PRESQUE ISLE — Four Republicans hoping to become Maine’s next U.S. Senator made their pitches to northern Maine voters Thursday.

Former state Sen. Rick Bennett, Scott D’Amboise, Attorney General William Schneider and Secretary of State Charlie Summers talked energy, health care, the federal debt and other topics during the first of nine GOP candidate forums to be held around the state before the June 12 primary. State Sen. Debra Plowman and Maine Treasurer Bruce Poliquin did not participate.

About 75 Aroostook County voters attended the two-hour forum in the Presque Isle Convention Center, while others watched a live broadcast online.

All four candidates criticized Congress and said they want to help put the country back on track by reducing spending, cutting waste, repealing the Affordable Care Act and confirming federal judges who respect the constitution.

“What we have right now is a compliant Congress and a president who is trying to spend us into oblivion,” said Summers. A veteran of Iraq and Afghanistan, Summers said all spending should be re-examined, including wasteful military contracts.

Summers said more domestic energy production is needed to reduce fuel prices, create jobs and enhance national security.

And he said federal judges, and Supreme Court justices, should strictly follow the constitution.

“The Constitution, I believe, is divinely inspired … It is not a living document,” Summers said. “It was written to afford all of us the opportunity to succeed not to guarantee us anything.”

Schneider said he would fight waste and fraud in Washington the way his office has stepped up prosecutions for welfare fraud in Maine.

“I would take that exact same attitude to the Senate. I would make sure that fraud, waste and abuse is hunted down and ferreted out at every opportunity,” he said.

Schneider, a U.S. Army veteran, said he is a leader who can bring people together, but that Republicans shouldn’t look to nominate a moderate.

“I think that a good solid conservative is exactly who we need to run for senate for Maine,” he said. “And I think I am that conservative person.”

Schneider said he is guided by the Constitution, and has kept a copy with him 24 hours a day for 20 years. “The constitution at its very heart recognizes that all of the power in the United States rests with the people,” he said.

Bennett, who heads a Maine company that advises global investors, said he decided to get back into politics because he’s concerned about the debt.

“I am part worried about the total lack of leadership that has exhibited itself in the United States Congress and particularly in the United States Senate.”

Bennett said he was able to bring legislators from both parties together when he served in the state Senate. He was senate president when Angus King was governor and said he could defeat King in the fall. “I think this is really on all of our minds,” Bennett said. “Some people have already anointed him… I have tussled over serious budget issues with Angus King. I’ve argued against his policies in the floor of the senate.” D’Amboise reminded the audience he was the only candidate who dared to run when Olympia Snowe was still seeking re-election. The other five candidates entered the race after Snowe’s retirement announcement in February.
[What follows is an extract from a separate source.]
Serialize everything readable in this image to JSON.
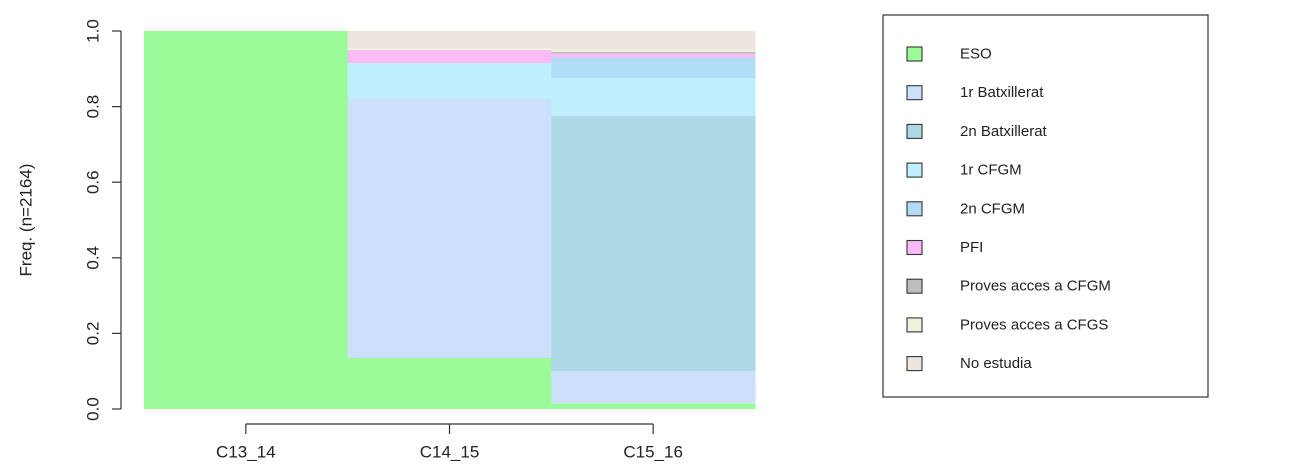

He also set himself apart by saying he would abolish the Internal Revenue Service and the Federal Reserve, and saying he believes life begins at the moment of conception. “I am a conservative, I am a constitutionalist and I am a Christian,” he said.

He held up his copy of the Constitution, saying he would have opposed the Supreme Court justices nominated by President Barack Obama.

“Our judges — most of them don’t know what’s in this book,” he said.

D’Amboise also said he would be a strong supporter of the right to bear arms.

“If we lose the second amendment, the government’s going to take all the other amendments away from us,” he said. “Our freedoms and our liberties are at stake … Make no mistake they want to grab the guns.”